Pesquisa clínica avalia cannabis no Alzheimer em Jundiaí

Ensaio clínico randomizado avalia efeitos terapêuticos da cannabis

Publicada em 25/03/2026

Paciente com Alzheimer em acompanhamento clínico com cannabis medicinal

Estudo investiga redução da agitação em pacientes com Alzheimer

 

Estudo da Faculdade de Medicina de Jundiaí investiga efeitos de extrato com CBD e THC na agitação e sintomas cognitivos da doença.

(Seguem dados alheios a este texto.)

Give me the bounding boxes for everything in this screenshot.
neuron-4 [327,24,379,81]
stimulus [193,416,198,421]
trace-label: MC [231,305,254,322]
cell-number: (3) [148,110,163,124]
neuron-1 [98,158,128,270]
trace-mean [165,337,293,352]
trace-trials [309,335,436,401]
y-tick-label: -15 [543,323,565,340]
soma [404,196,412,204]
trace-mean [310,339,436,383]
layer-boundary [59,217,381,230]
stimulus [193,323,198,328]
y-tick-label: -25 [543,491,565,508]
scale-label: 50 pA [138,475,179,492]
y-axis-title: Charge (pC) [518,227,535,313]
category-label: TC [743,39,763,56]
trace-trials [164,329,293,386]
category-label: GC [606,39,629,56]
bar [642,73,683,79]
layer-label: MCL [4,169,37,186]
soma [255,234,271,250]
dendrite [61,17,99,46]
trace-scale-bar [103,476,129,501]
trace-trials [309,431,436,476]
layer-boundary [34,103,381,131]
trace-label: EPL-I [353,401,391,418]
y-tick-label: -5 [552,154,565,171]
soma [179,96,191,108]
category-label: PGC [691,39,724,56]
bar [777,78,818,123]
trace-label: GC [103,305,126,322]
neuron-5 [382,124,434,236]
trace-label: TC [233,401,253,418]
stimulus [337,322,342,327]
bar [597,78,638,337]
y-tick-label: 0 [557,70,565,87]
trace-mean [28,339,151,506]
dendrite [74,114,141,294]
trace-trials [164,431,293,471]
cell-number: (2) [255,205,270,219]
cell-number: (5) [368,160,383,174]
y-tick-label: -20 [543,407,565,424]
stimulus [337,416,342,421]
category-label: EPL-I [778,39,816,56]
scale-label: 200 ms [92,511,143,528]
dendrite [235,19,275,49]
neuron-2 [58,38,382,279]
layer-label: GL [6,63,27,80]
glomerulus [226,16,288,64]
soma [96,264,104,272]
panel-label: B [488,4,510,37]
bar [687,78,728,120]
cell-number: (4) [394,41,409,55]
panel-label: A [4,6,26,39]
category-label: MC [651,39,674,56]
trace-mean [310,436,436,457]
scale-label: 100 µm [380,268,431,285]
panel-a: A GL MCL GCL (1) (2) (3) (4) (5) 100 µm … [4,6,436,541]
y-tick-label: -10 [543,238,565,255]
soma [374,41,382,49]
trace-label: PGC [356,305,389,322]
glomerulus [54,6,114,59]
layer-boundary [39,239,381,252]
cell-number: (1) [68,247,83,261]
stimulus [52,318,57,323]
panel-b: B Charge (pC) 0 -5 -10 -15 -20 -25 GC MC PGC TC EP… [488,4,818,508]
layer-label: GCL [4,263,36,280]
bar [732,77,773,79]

A Faculdade de Medicina de Jundiaí está conduzindo um ensaio clínico randomizado para avaliar o uso de extrato de cannabis medicinal no tratamento de pacientes com Doença de Alzheimer. O estudo analisa uma formulação balanceada de CBD e THC, com foco principal na redução da agitação — um dos sintomas mais desafiadores da condição.

Além da agitação, a pesquisa também busca identificar possíveis impactos do tratamento nos aspectos cognitivos, comportamentais e funcionais dos participantes. A iniciativa integra o avanço das investigações científicas sobre o potencial terapêutico da cannabis em doenças neurodegenerativas, área que tem ganhado crescente atenção no meio acadêmico e médico.

Para viabilizar a seleção dos participantes, os pesquisadores disponibilizaram um formulário de interesse e triagem. O objetivo é identificar candidatos que atendam aos critérios clínicos estabelecidos, permitindo que sejam contatados para as próximas etapas do estudo.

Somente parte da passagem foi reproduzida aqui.